Together with his postgraduate student P. A. Cherenkov, he discovered the Vavilov-Cherenkov effect (Vavilov-Cherenkov radiation) in 1934; for this discovery Cherenkov was awarded the Nobel Prize in 1958, after Vavilov died. Vavilov himself was nominated for the Nobel Prize twice (in 1957 and 1958).

In the 1920s, on the initiative of S. I. Vavilov, the research aimed at the creation of new sources of light for that time – fluorescent lamps – began. Then, under his leadership, the work continued simultaneously in three scientific organizations – P.N. Lebedev PhIAN, GOI, and V.I. Lenin All-Russian Electrotechnical Institute.

Shortly before the beginning of the war, on May 30, 1941, at the general meeting of the AS USSR S.I.Vavilov made a report “Luminescent light sources”, accompanying it with a demonstration of the first samples of luminescent lamps. Later, in the postwar years, with the most active participation of S. I. Vavilov their wide industrial production began.

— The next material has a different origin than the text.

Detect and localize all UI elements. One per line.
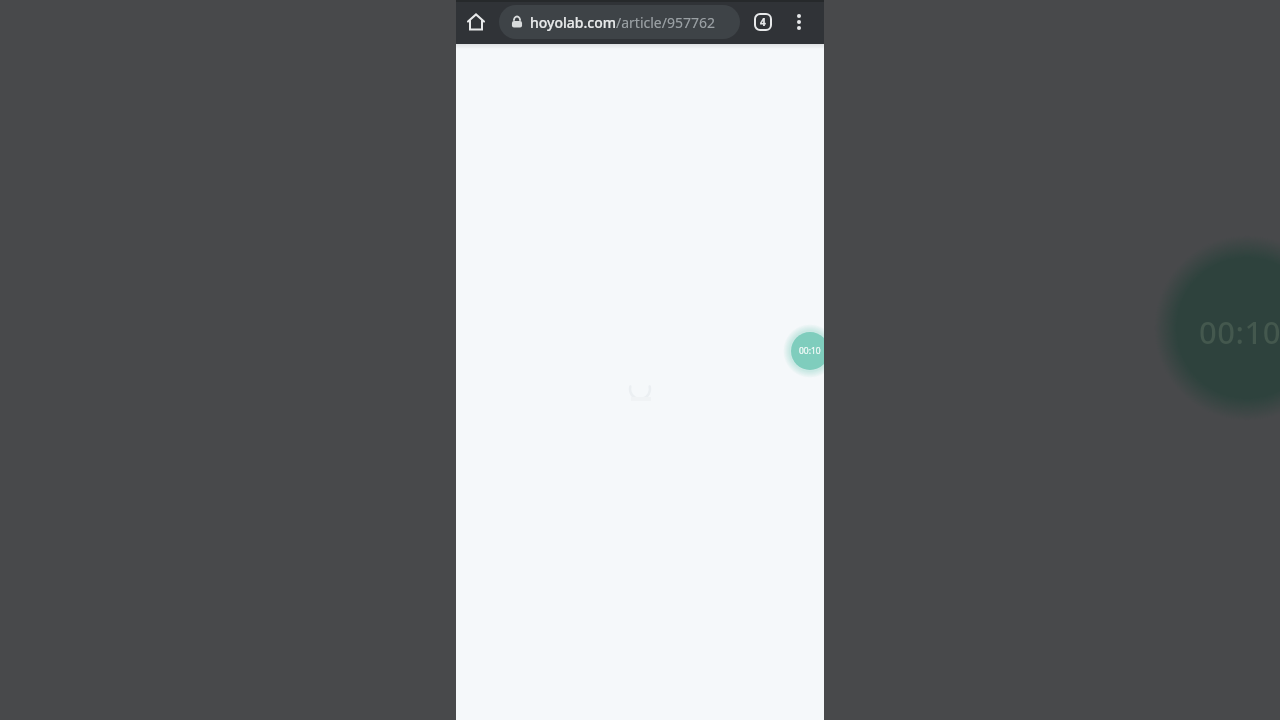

Editor-in-chief of the Complete Works of M.V. Lomonosov in ten volumes (1950-1957; volume 11 was published in 1983).

Editor-in-chief of the second edition of the Great Soviet Encyclopedia (volumes 1-7; 1949-1951).

Deputy of the Supreme Soviet of the RSFSR (1938-1947). Deputy of the USSR Supreme Soviet from the Lenin district of Moscow (1946-1951).